What’s more, he said, his appearance won’t impede his willingness to criticize the Trump administration in the future, just as he has criticized past presidents. For instance, in 1985, the Wiesenthal Center was among the most vocal opponents of then-President Ronald Reagan’s decision to visit a German cemetery where Nazi troops were buried, despite Hier sharing a close personal relationship with the president. 

“The same will happen under the Trump administration,” he told the Journal. “But what we’re not going to do is play this game that only when the president of the United States is a Democrat, then everyone should go to the inauguration.”

He said he would not be swayed by critics.

“They’re entitled to their points of view,” he said. “They’re not influencing me. Marvin Hier is going to the inauguration. They’re not influencing me at all. And they need to know, tremendous amounts of people have emailed me and called me and said, ‘Don’t you dare listen to these people.’ ”

He addressed concerns about the so-called alt-right, a loose-knit group of white supremacists emboldened by the Trump campaign, saying right-wing anti-Semites have received too much attention in recent months relative to anti-Semitic criticism of Israel on the left. 

“We’re very concerned about the alt-right,” he said. “We’re also concerned about the loonies on the left that never get any play, the ones who hate Israel. … Both extremes can do great harm to the Jewish people and the State of Israel.”

President Barack Obama’s decision to allow a U.N. Security Council resolution to pass condemning Israeli settlements in the West Bank was the “biggest anti-Israel thing ever done,” he said, though he stopped short of labeling it anti-Semitic. 

Hier is optimistic that the next administration will represent a change in tone.

“If I were Hamas, I’d be very nervous,” he said, referring to the terrorist group that governs the Gaza Strip. “The new president is going to do the opposite of President Obama.
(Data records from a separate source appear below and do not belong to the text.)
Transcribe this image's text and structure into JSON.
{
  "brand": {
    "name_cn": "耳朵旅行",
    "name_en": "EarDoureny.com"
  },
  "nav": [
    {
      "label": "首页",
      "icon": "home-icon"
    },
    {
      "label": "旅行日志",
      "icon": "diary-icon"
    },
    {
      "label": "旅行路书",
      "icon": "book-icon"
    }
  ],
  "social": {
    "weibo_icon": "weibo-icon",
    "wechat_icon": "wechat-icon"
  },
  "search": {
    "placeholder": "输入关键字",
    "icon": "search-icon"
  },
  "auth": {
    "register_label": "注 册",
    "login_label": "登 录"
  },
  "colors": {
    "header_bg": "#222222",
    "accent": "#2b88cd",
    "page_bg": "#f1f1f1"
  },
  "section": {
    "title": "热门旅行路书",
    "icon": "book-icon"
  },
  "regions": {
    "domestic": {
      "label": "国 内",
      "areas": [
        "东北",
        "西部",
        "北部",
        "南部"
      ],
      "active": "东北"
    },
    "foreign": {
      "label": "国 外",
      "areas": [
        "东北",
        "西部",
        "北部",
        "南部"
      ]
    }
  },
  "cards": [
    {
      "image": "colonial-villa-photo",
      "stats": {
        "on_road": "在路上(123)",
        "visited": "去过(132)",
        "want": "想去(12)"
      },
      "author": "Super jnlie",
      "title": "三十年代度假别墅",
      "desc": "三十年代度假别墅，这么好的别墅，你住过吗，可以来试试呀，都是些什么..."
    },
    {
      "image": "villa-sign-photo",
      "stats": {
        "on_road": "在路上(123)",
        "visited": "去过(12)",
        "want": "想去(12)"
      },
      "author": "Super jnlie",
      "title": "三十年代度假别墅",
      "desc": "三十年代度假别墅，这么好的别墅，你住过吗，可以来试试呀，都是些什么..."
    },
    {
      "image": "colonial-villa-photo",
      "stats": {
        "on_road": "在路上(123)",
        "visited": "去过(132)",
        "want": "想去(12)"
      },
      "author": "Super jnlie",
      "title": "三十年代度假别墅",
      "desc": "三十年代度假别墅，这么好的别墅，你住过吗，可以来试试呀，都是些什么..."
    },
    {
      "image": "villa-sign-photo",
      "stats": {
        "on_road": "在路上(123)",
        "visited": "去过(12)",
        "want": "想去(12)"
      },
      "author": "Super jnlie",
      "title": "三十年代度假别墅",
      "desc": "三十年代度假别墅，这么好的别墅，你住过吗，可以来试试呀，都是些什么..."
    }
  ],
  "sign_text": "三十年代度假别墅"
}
He’s going to mention Hamas 1,000 times and forget to mention the settlements, evening the score of the way it’s been all these years.”
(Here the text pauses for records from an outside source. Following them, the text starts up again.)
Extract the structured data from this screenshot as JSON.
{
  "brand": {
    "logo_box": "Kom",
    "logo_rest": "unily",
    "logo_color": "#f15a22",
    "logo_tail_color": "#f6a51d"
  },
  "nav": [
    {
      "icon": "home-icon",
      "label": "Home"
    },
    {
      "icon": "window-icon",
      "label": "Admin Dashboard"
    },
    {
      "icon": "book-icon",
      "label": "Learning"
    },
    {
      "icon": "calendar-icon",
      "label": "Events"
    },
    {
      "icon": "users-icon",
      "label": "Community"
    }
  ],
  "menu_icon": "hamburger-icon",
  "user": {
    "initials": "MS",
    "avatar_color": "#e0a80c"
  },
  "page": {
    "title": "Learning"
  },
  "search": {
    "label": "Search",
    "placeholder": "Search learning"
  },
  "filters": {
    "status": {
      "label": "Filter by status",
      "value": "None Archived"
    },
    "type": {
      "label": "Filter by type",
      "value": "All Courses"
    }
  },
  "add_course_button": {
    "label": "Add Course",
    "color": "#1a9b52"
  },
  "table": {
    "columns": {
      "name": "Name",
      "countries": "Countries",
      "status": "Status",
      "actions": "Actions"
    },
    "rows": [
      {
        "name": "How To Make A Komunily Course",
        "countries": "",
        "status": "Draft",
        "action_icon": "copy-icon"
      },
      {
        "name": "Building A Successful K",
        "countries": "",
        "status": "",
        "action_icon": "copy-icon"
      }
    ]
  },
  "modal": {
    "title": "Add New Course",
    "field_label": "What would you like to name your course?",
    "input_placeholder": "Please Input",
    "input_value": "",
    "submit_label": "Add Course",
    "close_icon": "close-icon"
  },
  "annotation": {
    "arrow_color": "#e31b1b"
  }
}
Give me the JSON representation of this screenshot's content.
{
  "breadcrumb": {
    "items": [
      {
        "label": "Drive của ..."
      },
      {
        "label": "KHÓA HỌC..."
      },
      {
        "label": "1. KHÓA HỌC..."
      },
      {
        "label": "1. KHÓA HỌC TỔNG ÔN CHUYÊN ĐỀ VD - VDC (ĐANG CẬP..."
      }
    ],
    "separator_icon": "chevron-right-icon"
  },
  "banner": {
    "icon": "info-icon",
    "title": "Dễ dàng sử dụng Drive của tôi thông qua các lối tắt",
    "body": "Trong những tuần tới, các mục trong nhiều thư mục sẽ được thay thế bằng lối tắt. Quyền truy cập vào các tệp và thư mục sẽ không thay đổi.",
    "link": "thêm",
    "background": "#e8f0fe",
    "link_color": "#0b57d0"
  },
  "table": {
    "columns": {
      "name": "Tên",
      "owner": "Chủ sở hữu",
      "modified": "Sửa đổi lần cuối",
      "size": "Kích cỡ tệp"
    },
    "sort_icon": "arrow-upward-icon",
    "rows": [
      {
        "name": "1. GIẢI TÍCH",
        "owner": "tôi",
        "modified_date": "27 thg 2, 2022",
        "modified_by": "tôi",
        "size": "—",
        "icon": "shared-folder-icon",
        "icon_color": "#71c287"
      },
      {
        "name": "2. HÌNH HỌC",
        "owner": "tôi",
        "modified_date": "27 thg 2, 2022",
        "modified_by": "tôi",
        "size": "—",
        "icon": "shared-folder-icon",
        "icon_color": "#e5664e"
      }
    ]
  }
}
Hier dismissed news reports linking his inauguration appearance to $35,000 in donations made to the Simon Wiesenthal Center by the family of Jared Kushner, who is married to Trump’s daughter Ivanka.

“They’re longtime supporters of Simon Wiesenthal,” Hier said of the Kushners, whom he considers friends. “It’s got nothing to do [with the inauguration]. They were supporters before Ivanka met Jared.”

He declined to preview his remarks except to say that he would draw on an argument by Rabbi Joseph B. Soloveitchik regarding a discrepancy in Exodus. According to the Torah, God observed the Israelites’ suffering in Egypt when Moses fled after striking down a cruel slave driver, but didn’t send the prophet to their aid until 60 years later. “What’s this business of the respite of 60 years?” Hier said.

“God waits on his human partners,” he explained. “If his human partners are not willing to assume their proper role and act, He’s prepared to just wait it out — 60 years, 600 years, 6,000 years. So one of the themes will be that when a human being is born, they do not collect Social Security at birth, because the expectation is: Do something first. That’s the point.”